WordPress is a popular content management software(CMS) written in PHP programming language. Due to popularity WordPress captures at least 43 percent market share of all the websites. One of the reason why it is popular is because it is completely free and easy to setup and manage.
WordPress is not only popular for blogging but it is also being used for e-commerce, forums, etc.
In this tutorial we will guide your setup and install WordPress using Ubuntu 22.04.
Let us start.
1 Updating the System
Let us first update our system.
sudo apt update && apt upgrade
2 Installing PHP and PHP extension
Let us install PHP and PHP extensions needed to run WordPress properly.
PHP 8.1.2 (cli) (built: Jul 21 2022 12:10:37) (NTS)
Copyright (c) The PHP Group
Zend Engine v4.1.2, Copyright (c) Zend Technologies
with Zend OPcache v8.1.2, Copyright (c), by Zend Technologies
3 Database Installation and Configuration
Since WordPress is built with PHP the database of choice should be MySQL or MariaDB and in this tutorial we will install MariaDB.
sudo apt install mariadb-server -y
Let us enable and start MariaDB.
systemctl enable mariadb --now
Check the status of MariaDB database.
sudo systemctl status mariadb
● mariadb.service - MariaDB 10.6.7 database server
Loaded: loaded (/lib/systemd/system/mariadb.service; enabled; vendor preset: enabled)
Active: active (running) since Sat 2022-09-03 12:32:57 EDT; 2min 13s ago
Main PID: 123075 (mariadbd)
Status: "Taking your SQL requests now..."
Tasks: 9 (limit: 9456)
Let us secure the MariaDB database.
Securing the MySQL server deployment.
Enter password for user root:
The 'validate_password' component is installed on the server.
The subsequent steps will run with the existing configuration
of the component.
Using existing password for root.
Estimated strength of the password: 50
Change the password for root ? ((Press y|Y for Yes, any other key for No) : N
By default, a MySQL installation has an anonymous user,
allowing anyone to log into MySQL without having to have
a user account created for them.
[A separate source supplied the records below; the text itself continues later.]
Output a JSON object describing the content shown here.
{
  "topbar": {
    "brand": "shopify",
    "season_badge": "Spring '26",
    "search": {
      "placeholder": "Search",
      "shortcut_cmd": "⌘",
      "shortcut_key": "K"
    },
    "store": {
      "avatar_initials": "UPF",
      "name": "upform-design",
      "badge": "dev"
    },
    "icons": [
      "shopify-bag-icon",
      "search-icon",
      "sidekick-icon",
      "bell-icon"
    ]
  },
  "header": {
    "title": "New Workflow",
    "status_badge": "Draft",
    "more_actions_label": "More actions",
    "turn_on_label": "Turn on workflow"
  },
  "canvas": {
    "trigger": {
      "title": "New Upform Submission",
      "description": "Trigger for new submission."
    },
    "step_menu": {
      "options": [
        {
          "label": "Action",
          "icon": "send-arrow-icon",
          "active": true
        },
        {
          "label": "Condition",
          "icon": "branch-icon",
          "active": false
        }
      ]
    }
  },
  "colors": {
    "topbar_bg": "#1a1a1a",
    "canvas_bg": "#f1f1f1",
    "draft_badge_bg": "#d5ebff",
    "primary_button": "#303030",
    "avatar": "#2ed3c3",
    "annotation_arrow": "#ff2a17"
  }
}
This is intended only for
testing, and to make the installation go a bit smoother.
You should remove them before moving into a production
Remove anonymous users? (Press y|Y for Yes, any other key for No) : Y
Normally, root should only be allowed to connect from
'localhost'. This ensures that someone cannot guess at
the root password from the network.
Disallow root login remotely? (Press y|Y for Yes, any other key for No) : Y
By default, MySQL comes with a database named 'test' that
anyone can access. This is also intended only for testing,
and should be removed before moving into a production
Remove test database and access to it? (Press y|Y for Yes, any other key for No) : Y
- Dropping test database...
- Removing privileges on test database...
Reloading the privilege tables will ensure that all changes
made so far will take effect immediately.
Reload privilege tables now? (Press y|Y for Yes, any other key for No) : Y
Restart MariaDB service.
sudo systemctl restart mariadb
Let us create database and database user for our WordPress site.
mysql -u root -p
MariaDB [(none)]> create database wordpress;
MariaDB [(none)]> grant all privileges on wordpress.* to 'wordpress_user'@'localhost' identified by 'your_secure_password';
MariaDB [(none)]> flush privileges;
MariaDB [(none)]> exit;
Please don’t forget to change ‘your_secure_password‘ to your secure password.